Het is ook opvallend hoe die oude lezingen toch iedere keer weer andere invalshoeken of nieuwe inzichten geven.
De vorige keer, negen jaar geleden dus, was onze kleinzoon Basiel pas geboren. Toen bleef mijn aandacht hangen bij wat Jezus doet in het evangelie: Hij zet een kind in hun midden en wijst op wat er gebeurt als je zo’n kind in je midden opneemt. Dat is niet zomaar iets. Daar hangen consequenties aan vast.
Een aantal weken geleden hebben wij opnieuw een kleinzoon gekregen. Dus zou ik, gemakshalve, ongeveer hetzelfde kunnen vertellen.
Maar deze keer bleef mijn aandacht meer hangen bij wat in het boek Wijsheid vertelt wordt over de verdrukking van de rechtvaardige. Qua taalgebruik lijkt het wat op dat van sommige politici in deze dagen:
“De rechtschapene is ons tot last en hij verzet zich tegen wat wij doen. Hij verwijt ons overtredingen van de Wet en hij beschuldigt ons ervan dat wij afwijken van wat wij geleerd hebben”.
Bij de apostelen, die onderweg bezig zijn over de verdeling van de postjes in de ‘regering Jezus’, gebeurt er in feite hetzelfde als bij de politici die vandaag, in de periode vlak voor de verkiezingen, bezig zijn met hun zitje in de gemeenteraad.
Dus verscherpen ook de polemieken en de discussies. Onder meer over het al dan niet opnemen van migranten en andere vluchtelingen. Alle spelregels worden afgemeten op wettelijke bepalingen. Terwijl de belangrijkste stelregel, die van het hart, dikwijls opzij geschoven wordt.
Al enkele jaren komen vluchtelingen uit de hele wereld ‘en masse’ naar Europa. Sommige, om híér een beter leven te vinden, anderen om door te reizen naar Groot-Brittannië, omdat ze daar nog meer mogelijkheden verwachten.
Het merendeel van hen zijn geen gangsters of criminelen op doortocht. Integendeel.

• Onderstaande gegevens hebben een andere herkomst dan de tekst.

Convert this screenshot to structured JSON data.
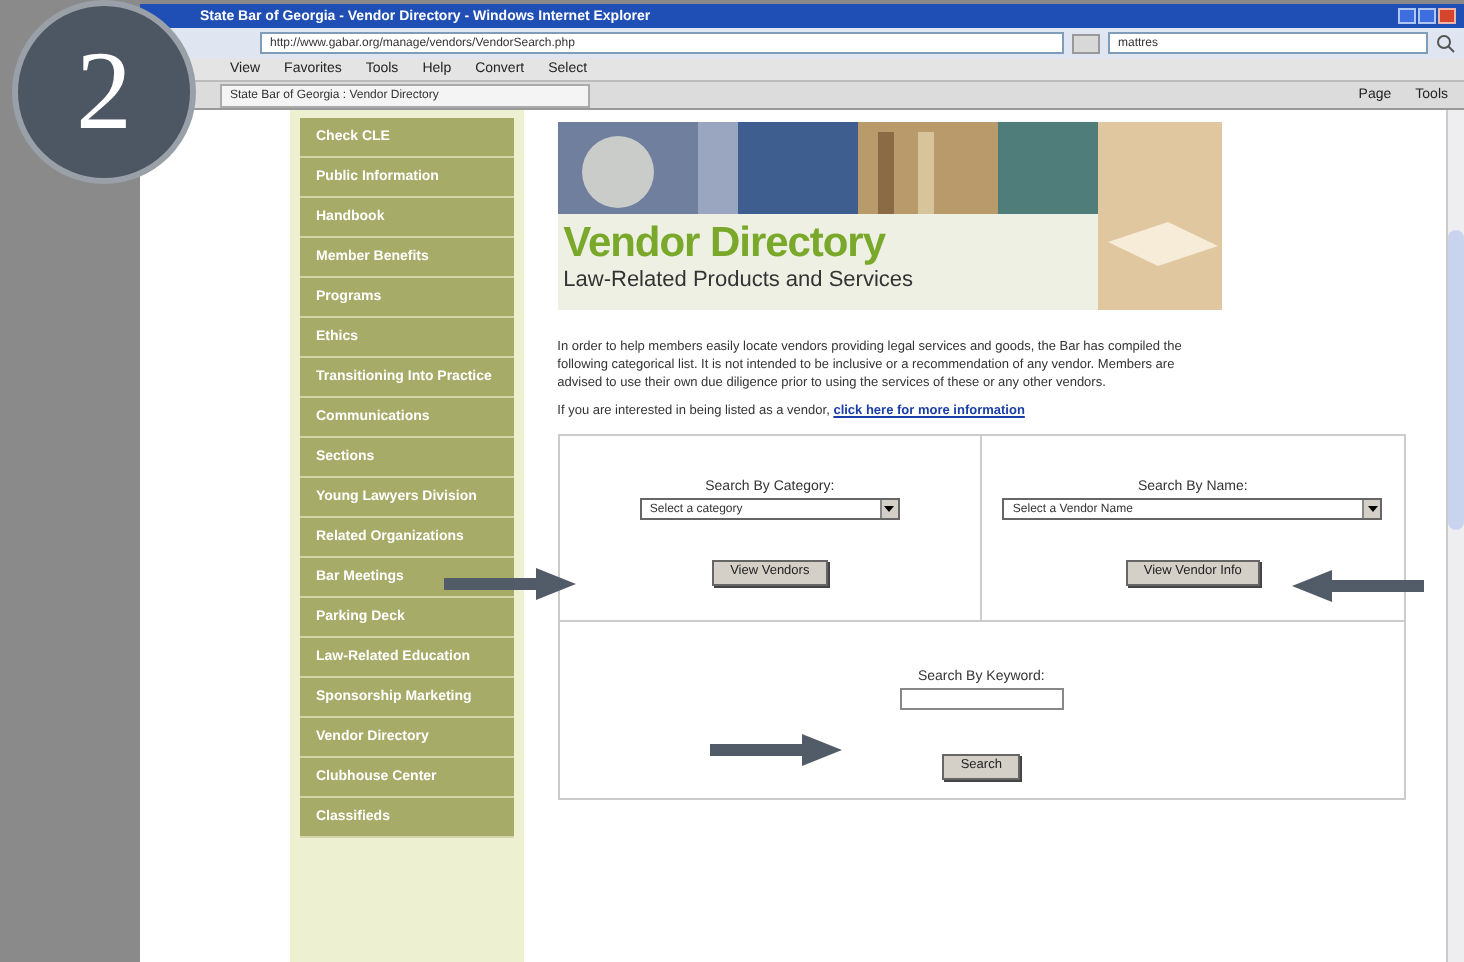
{
  "badge": "2",
  "window": {
    "title": "State Bar of Georgia - Vendor Directory - Windows Internet Explorer"
  },
  "address_bar": {
    "url": "http://www.gabar.org/manage/vendors/VendorSearch.php",
    "search": "mattres"
  },
  "menu": [
    "View",
    "Favorites",
    "Tools",
    "Help"
  ],
  "toolbar": [
    "Convert",
    "Select"
  ],
  "tab": {
    "label": "State Bar of Georgia : Vendor Directory"
  },
  "command_bar": [
    "Page",
    "Tools"
  ],
  "sidebar": {
    "items": [
      "Check CLE",
      "Public Information",
      "Handbook",
      "Member Benefits",
      "Programs",
      "Ethics",
      "Transitioning Into Practice",
      "Communications",
      "Sections",
      "Young Lawyers Division",
      "Related Organizations",
      "Bar Meetings",
      "Parking Deck",
      "Law-Related Education",
      "Sponsorship Marketing",
      "Vendor Directory",
      "Clubhouse Center",
      "Classifieds"
    ]
  },
  "banner": {
    "title": "Vendor Directory",
    "subtitle": "Law-Related Products and Services"
  },
  "intro": "In order to help members easily locate vendors providing legal services and goods, the Bar has compiled the following categorical list. It is not intended to be inclusive or a recommendation of any vendor. Members are advised to use their own due diligence prior to using the services of these or any other vendors.",
  "listing_note": {
    "text": "If you are interested in being listed as a vendor,",
    "link": "click here for more information"
  },
  "category_search": {
    "label": "Search By Category:",
    "value": "Select a category",
    "button": "View Vendors"
  },
  "name_search": {
    "label": "Search By Name:",
    "value": "Select a Vendor Name",
    "button": "View Vendor Info"
  },
  "keyword_search": {
    "label": "Search By Keyword:",
    "button": "Search"
  }
}
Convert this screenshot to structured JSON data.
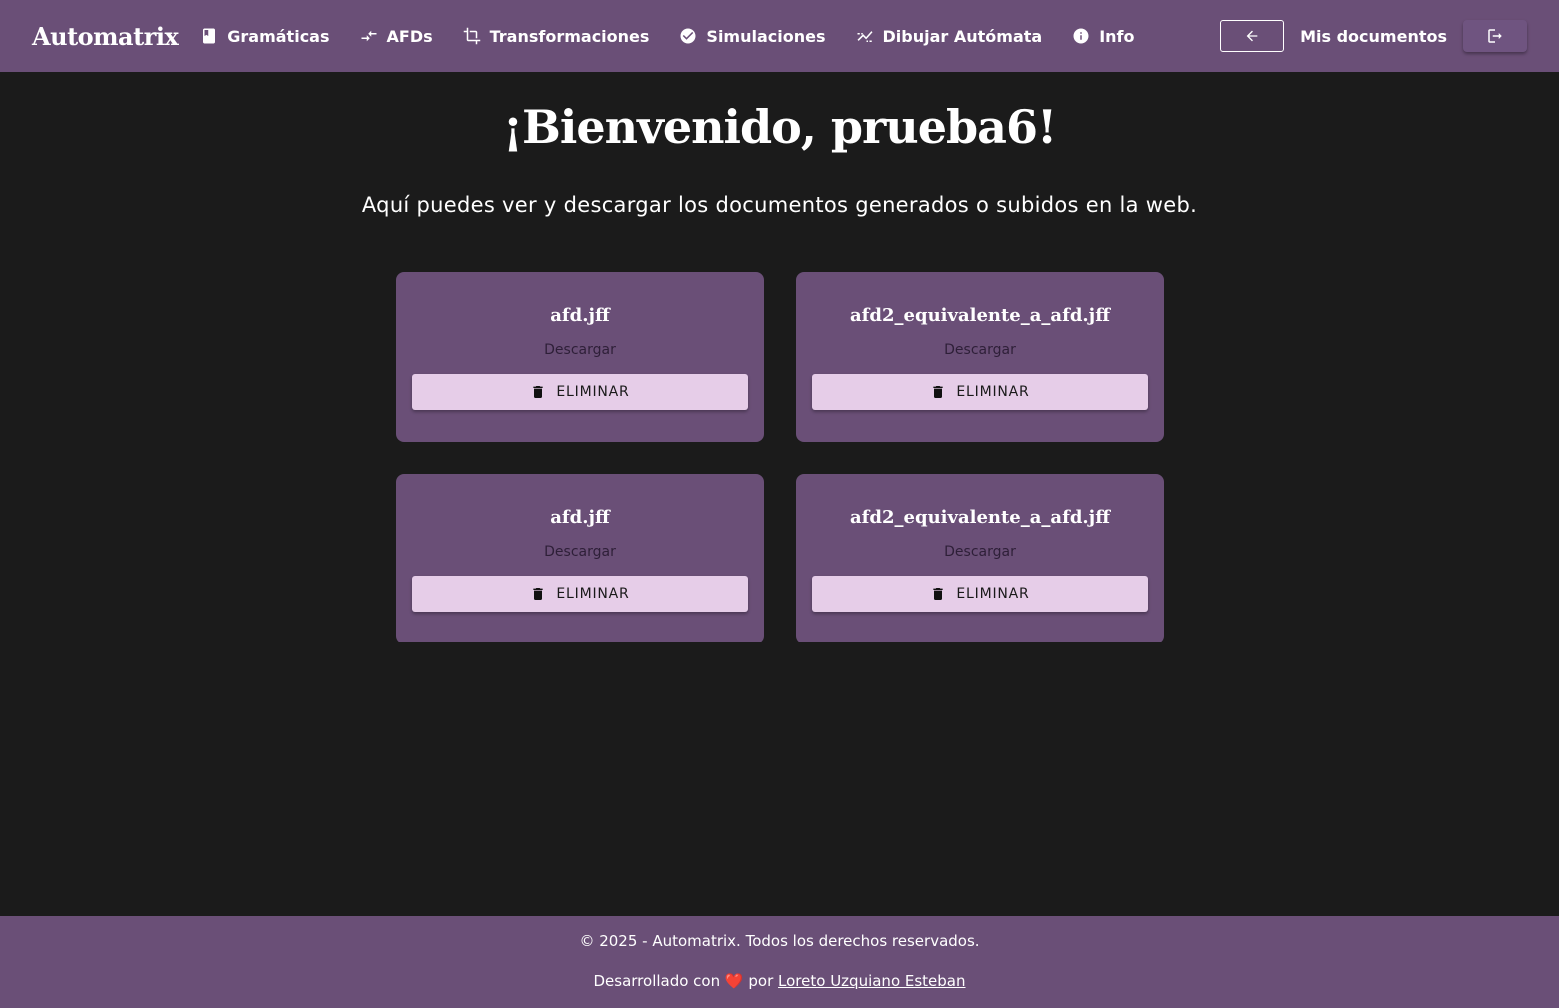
{
  "navbar": {
    "brand": "Automatrix",
    "items": [
      {
        "label": "Gramáticas",
        "icon": "book-icon"
      },
      {
        "label": "AFDs",
        "icon": "compare-arrows-icon"
      },
      {
        "label": "Transformaciones",
        "icon": "crop-icon"
      },
      {
        "label": "Simulaciones",
        "icon": "check-circle-icon"
      },
      {
        "label": "Dibujar Autómata",
        "icon": "draw-graph-icon"
      },
      {
        "label": "Info",
        "icon": "info-icon"
      }
    ],
    "back_icon": "arrow-left-icon",
    "my_documents": "Mis documentos",
    "logout_icon": "logout-icon"
  },
  "main": {
    "title": "¡Bienvenido, prueba6!",
    "subtitle": "Aquí puedes ver y descargar los documentos generados o subidos en la web.",
    "documents": [
      {
        "name": "afd.jff",
        "download": "Descargar",
        "delete": "ELIMINAR"
      },
      {
        "name": "afd2_equivalente_a_afd.jff",
        "download": "Descargar",
        "delete": "ELIMINAR"
      },
      {
        "name": "afd.jff",
        "download": "Descargar",
        "delete": "ELIMINAR"
      },
      {
        "name": "afd2_equivalente_a_afd.jff",
        "download": "Descargar",
        "delete": "ELIMINAR"
      }
    ]
  },
  "footer": {
    "copyright": "© 2025 - Automatrix. Todos los derechos reservados.",
    "dev_prefix": "Desarrollado con",
    "heart": "❤️",
    "dev_mid": "por",
    "author": "Loreto Uzquiano Esteban"
  },
  "colors": {
    "primary": "#6a4f77",
    "background": "#1b1b1b",
    "button_light": "#e6cde8"
  }
}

Meestal zijn het goed menende, brave, gelovige mensen. Zij zijn op de vlucht omdat ze in eigen land geen toekomst meer hebben. Dikwijls staat hen daar vervolging, marteling of zelfs de dood te wachten. Allen hopen zij op een beter lot in ‘paradijs Europa’.
Stel dat zij het boek Wijsheid kennen, wat niet ondenkbaar is. Dan is de tekst daarvan zeker op hun situatie in hun thuisland toepasselijk. Luister: “De goddelozen zeiden onder elkaar: … Laten wij hem maar eens op de proef stellen met niets ontziende folteringen … Laten wij hem veroordelen tot een vernederende dood: er wordt toch over hem gewaakt, zoals hij (hun God) beweert. … Want als de rechtvaardige een zoon van God is, dan zal die het voor hem opnemen en hem redden uit de hand van zijn tegenstanders.”
Het boek Wijsheid is, rond Jezus’ tijd, in Alexandrië geschreven door een Hellenistische jood. Hij roept zijn geloofsgenoten op om trouw te blijven aan de God van hun vaderen.
In de aanhef roept hij op om rechtvaardig te handelen. Daarna, in het gedeelte waaruit wij lazen, laat hij de goddelozen aan het woord.
Nog verder schrijft hij hoe de goddelozen hun straf ondergaan en doet hij een oproep aan de machthebbers om wijsheid te zoeken.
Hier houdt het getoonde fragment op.